I use Bitwarden after trying out several recommended alternatives. It’s what works best for me and my workflow (individual personal and work use). The browser extension is a lifesaver.
I remember trying 1Password and deciding against it for some reason, but I don’t remember what. My overall impression now is that it was a fine product, but Bitwarden was a better fit. I’d say use whichever meets your needs.
I do think 1Password is a bit more polished than Bitwarden, and auto-fills more reliably for me (depending on the website, of course). I use 1Password for work, but choose Bitwarden for personal use because I value an open-source solution that I COULD self-host if I wanted to. I don’t self-host, because I’m lazy, but I COULD if I wanted to. It’s also a very cheap family plan compared to 1Password, I’m still trying to convince all my old people to use a damn password manager! But one could argue that using 1Password’s more polished interface instead of Bitwarden might make my life easier…
I haven’t had a problem with auto fill. Especially once you regularly use their default ctrl+shift+L to autofill. It may also be worth noting that some custom fields, if you make the name the exact same as the field, it will include that in the autofill. One of the sites I use has a company ID, and it autofills that too.
Haha I hear you re: the old people. My parents use a notepad, and they scribble out old passwords and write down the new ones. It’s beyond archaic. And my dad has dementia which is just a recipe for disaster.

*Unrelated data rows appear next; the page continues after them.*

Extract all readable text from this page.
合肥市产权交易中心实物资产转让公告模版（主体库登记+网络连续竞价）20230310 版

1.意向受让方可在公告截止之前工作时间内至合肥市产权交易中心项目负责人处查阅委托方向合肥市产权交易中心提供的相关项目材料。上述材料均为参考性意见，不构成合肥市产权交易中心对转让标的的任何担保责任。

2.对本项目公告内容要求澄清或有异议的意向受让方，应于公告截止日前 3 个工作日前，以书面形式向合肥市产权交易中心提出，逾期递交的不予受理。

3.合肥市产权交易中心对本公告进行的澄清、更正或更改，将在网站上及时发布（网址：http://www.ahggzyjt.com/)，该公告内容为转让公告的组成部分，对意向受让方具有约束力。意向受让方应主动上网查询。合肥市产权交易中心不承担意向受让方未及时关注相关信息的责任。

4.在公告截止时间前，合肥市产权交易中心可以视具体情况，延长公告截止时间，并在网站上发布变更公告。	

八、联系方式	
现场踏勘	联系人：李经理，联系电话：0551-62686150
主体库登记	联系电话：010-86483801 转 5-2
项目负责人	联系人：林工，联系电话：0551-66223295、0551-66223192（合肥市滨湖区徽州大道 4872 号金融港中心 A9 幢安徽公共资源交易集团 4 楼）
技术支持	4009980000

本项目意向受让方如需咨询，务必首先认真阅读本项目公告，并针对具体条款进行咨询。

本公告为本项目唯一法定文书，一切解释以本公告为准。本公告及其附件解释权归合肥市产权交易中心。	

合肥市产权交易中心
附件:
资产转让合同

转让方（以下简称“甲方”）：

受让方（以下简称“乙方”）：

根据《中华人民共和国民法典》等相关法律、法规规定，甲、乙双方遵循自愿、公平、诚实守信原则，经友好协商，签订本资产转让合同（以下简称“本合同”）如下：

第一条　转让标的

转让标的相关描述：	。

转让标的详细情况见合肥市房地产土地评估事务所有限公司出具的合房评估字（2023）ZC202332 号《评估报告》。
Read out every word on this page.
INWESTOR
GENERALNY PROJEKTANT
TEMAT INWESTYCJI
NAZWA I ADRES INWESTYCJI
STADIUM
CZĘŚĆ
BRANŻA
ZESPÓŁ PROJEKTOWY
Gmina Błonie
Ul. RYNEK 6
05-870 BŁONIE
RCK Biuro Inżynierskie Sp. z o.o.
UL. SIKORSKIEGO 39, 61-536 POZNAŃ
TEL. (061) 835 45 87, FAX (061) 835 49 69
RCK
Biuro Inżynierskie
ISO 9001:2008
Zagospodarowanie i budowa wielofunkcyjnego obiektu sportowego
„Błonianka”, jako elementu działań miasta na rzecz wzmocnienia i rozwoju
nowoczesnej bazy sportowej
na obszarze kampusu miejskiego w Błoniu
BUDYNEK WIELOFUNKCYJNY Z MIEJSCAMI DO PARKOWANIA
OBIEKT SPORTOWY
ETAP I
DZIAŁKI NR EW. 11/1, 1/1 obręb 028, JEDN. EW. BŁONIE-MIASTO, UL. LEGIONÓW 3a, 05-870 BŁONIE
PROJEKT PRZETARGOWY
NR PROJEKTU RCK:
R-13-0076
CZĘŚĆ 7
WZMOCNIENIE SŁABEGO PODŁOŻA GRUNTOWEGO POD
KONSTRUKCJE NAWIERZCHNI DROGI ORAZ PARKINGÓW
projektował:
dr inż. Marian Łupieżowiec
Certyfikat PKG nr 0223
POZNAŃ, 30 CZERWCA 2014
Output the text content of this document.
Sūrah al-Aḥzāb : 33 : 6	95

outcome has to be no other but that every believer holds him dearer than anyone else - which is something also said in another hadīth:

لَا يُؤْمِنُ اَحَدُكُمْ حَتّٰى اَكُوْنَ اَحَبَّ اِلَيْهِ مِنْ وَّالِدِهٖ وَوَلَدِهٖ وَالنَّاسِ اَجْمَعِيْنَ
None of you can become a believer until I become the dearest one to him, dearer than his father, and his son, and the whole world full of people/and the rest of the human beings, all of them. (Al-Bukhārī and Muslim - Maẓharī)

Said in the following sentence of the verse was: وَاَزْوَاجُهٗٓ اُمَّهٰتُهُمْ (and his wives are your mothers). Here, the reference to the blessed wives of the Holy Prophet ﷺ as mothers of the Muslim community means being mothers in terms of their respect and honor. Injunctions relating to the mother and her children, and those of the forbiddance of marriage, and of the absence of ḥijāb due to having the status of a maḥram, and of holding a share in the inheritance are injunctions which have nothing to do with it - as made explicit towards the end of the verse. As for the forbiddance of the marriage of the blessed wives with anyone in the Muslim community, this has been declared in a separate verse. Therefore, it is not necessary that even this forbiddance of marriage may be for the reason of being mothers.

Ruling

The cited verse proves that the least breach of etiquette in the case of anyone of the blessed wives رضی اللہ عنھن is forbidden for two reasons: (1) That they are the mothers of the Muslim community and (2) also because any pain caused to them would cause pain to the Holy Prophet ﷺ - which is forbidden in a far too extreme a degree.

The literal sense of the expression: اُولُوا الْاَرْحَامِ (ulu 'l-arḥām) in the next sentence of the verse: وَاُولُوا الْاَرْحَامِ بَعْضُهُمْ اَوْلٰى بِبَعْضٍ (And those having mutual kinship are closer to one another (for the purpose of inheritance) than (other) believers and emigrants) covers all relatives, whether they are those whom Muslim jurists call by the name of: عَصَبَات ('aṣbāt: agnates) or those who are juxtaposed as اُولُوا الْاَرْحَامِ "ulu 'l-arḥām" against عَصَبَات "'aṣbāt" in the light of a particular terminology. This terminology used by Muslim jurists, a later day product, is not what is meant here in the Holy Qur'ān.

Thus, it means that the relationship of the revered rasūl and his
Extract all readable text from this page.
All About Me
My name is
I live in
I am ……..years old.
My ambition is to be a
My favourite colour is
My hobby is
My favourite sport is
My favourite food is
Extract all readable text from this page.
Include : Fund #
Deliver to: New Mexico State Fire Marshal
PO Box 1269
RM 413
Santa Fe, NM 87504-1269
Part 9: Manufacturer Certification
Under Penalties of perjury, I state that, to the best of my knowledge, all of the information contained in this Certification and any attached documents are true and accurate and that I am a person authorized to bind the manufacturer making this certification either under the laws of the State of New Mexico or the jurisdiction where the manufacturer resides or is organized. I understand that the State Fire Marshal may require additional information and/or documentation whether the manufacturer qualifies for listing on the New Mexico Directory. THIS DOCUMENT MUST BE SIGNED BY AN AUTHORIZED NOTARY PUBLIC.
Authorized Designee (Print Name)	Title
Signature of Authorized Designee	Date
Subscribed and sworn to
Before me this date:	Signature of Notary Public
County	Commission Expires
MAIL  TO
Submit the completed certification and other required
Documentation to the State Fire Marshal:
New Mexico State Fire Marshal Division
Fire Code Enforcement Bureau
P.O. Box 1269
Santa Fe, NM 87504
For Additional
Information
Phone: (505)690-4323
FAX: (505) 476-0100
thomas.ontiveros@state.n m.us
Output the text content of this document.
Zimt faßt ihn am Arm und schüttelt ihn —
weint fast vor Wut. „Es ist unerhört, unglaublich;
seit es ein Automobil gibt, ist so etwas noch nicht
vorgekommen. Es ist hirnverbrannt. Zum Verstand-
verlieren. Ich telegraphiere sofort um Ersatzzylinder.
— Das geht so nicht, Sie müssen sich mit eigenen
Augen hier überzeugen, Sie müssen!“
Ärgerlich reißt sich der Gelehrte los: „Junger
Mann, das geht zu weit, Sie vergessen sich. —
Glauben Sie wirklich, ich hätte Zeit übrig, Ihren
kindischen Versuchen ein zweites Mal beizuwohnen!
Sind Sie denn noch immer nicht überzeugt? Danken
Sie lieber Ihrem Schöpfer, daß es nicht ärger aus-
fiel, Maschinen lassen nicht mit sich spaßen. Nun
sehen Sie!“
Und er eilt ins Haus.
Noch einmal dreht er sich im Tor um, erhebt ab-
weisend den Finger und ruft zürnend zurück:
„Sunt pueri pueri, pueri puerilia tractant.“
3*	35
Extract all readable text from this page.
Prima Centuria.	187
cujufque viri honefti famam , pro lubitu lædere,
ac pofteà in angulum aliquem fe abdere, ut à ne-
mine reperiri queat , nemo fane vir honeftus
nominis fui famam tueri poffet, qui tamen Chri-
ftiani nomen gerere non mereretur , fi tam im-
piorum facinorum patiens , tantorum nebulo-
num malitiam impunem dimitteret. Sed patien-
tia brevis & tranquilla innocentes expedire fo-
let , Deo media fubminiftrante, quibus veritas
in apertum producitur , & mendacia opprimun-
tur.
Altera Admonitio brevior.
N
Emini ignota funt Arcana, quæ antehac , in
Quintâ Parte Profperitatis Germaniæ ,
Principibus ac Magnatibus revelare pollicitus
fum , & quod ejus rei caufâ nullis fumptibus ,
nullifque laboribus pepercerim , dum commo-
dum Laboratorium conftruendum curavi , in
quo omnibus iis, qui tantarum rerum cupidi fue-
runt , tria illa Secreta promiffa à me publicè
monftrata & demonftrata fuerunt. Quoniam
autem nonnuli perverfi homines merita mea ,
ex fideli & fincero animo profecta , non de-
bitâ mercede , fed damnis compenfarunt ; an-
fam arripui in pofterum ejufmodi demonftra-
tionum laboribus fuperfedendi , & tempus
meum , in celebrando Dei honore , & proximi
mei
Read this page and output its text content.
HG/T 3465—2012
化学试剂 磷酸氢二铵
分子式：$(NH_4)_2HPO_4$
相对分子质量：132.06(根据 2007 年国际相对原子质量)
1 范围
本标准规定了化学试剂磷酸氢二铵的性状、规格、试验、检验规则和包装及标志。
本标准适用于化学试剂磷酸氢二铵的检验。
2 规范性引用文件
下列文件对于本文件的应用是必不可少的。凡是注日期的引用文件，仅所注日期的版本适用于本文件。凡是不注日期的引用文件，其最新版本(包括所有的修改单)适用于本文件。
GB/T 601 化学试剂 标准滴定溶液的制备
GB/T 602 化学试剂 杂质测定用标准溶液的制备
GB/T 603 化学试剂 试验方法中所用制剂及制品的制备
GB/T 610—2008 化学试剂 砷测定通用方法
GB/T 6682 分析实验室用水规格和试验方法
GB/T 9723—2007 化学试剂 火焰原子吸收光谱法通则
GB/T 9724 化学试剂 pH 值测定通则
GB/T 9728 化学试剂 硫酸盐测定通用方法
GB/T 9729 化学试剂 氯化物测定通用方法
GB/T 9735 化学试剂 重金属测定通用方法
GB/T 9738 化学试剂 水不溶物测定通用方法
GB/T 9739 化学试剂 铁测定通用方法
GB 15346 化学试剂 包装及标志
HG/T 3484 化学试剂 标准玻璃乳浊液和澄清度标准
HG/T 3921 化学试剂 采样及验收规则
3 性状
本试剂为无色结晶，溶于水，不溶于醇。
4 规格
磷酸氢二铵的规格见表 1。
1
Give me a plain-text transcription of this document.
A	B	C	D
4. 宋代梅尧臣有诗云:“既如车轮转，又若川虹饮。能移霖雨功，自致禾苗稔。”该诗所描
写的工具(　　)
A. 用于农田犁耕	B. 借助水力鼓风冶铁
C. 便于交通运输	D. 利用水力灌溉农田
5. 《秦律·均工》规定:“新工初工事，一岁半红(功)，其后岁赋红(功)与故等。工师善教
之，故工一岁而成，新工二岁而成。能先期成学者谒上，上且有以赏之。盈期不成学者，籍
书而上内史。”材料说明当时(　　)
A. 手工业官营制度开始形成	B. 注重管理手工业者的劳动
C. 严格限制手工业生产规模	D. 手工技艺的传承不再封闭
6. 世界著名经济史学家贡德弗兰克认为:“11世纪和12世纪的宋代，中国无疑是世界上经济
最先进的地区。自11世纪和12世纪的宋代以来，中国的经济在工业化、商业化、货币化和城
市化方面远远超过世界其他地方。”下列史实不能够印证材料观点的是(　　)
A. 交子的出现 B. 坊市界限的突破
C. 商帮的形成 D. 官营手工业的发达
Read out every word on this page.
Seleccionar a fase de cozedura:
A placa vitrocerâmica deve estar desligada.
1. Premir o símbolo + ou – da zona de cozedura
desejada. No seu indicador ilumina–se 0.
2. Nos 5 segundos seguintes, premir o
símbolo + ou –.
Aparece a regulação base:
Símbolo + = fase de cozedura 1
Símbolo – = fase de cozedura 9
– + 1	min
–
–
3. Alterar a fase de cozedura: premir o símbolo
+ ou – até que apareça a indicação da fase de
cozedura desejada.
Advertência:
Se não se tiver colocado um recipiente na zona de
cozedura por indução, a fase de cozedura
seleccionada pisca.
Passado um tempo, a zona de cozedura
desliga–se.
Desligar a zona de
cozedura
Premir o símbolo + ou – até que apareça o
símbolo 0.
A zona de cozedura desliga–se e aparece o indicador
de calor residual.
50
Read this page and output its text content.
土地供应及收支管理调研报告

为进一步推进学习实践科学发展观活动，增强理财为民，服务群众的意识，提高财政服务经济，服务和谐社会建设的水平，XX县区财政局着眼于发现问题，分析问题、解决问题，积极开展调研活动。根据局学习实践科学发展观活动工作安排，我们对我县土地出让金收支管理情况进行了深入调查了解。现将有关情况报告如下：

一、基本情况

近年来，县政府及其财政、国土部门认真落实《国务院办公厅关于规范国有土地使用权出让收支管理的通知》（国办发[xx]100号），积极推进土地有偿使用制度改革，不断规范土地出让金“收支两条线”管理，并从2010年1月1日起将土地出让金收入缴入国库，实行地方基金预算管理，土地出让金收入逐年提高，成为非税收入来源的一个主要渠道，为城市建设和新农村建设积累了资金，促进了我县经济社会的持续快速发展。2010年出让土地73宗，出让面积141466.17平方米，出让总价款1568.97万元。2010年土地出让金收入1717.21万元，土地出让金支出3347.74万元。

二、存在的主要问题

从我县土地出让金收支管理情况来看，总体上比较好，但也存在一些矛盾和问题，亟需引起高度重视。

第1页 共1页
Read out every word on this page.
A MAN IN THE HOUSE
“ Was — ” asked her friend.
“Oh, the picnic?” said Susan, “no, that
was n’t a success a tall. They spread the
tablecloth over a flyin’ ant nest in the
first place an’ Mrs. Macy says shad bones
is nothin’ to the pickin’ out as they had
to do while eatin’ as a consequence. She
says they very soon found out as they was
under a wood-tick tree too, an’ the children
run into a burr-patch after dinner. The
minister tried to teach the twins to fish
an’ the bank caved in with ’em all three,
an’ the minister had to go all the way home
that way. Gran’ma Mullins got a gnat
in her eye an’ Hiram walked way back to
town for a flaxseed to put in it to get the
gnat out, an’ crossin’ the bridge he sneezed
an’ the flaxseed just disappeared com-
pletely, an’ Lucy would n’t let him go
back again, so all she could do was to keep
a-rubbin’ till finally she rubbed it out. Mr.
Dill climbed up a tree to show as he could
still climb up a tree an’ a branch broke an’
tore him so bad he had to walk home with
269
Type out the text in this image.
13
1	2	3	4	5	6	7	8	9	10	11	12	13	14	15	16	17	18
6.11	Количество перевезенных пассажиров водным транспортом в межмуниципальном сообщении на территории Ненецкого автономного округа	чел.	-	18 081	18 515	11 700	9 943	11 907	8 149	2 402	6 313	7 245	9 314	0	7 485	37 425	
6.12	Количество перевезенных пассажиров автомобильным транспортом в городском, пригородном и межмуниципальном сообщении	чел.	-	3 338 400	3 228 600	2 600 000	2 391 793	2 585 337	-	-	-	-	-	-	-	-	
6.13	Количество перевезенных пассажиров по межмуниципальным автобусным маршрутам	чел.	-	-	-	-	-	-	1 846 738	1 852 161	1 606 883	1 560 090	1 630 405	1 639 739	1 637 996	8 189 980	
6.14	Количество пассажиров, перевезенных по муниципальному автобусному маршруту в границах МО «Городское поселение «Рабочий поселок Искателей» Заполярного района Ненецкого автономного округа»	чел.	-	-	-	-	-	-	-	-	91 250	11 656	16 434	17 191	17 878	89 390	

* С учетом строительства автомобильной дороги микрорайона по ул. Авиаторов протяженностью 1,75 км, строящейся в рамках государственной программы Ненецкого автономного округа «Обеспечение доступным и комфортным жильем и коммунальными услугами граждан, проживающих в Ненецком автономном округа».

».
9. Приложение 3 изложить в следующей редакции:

I’ve added them to my 1Password family and setup a separate vault for them to use, and I have a few of their key passwords shared with my vault in case they lock themselves out of important accounts.
But I’m sure if I did decide to switch to Bitwarden I could move them over pretty easily.
Right, that’s the beauty of using a GOOD password manager, whether it’s Bitwarden or 1Password. They both make it relatively easy to export and import all your passwords.
My mom took to it pretty easily, but then again, someone changed her Amazon password and it took ages for her to convince Amazon to unlock her account, so she was pretty motivated to take steps to prevent something like that from happening again.
Yeah that’s my experience as well, it takes an event like that to scare them into taking password management seriously. I guess I’ll just have to wait until my various olds have all been hacked or had their identities stolen, and THEN maybe they’ll let me sign them up for Bitwarden. Eyeroll.
Yup. “It’s too much work to do preventative stuff” followed by “No one could have predicted this”.
A tale as old as time.
I bought my wife and I the family plan for 1password. The incident for me that got her to start using it was when her phone died. She couldn’t remember her Gmail password and was only currently logged in on her phone. She couldn’t remember her backup email passwords either. Somehow we were able to unlock her email with mine with a 72 hour delay or something crazy. It took so much effort to not be like “I told you so” but she pretty much told herself the same thing lol. Since then she uses it and loves it.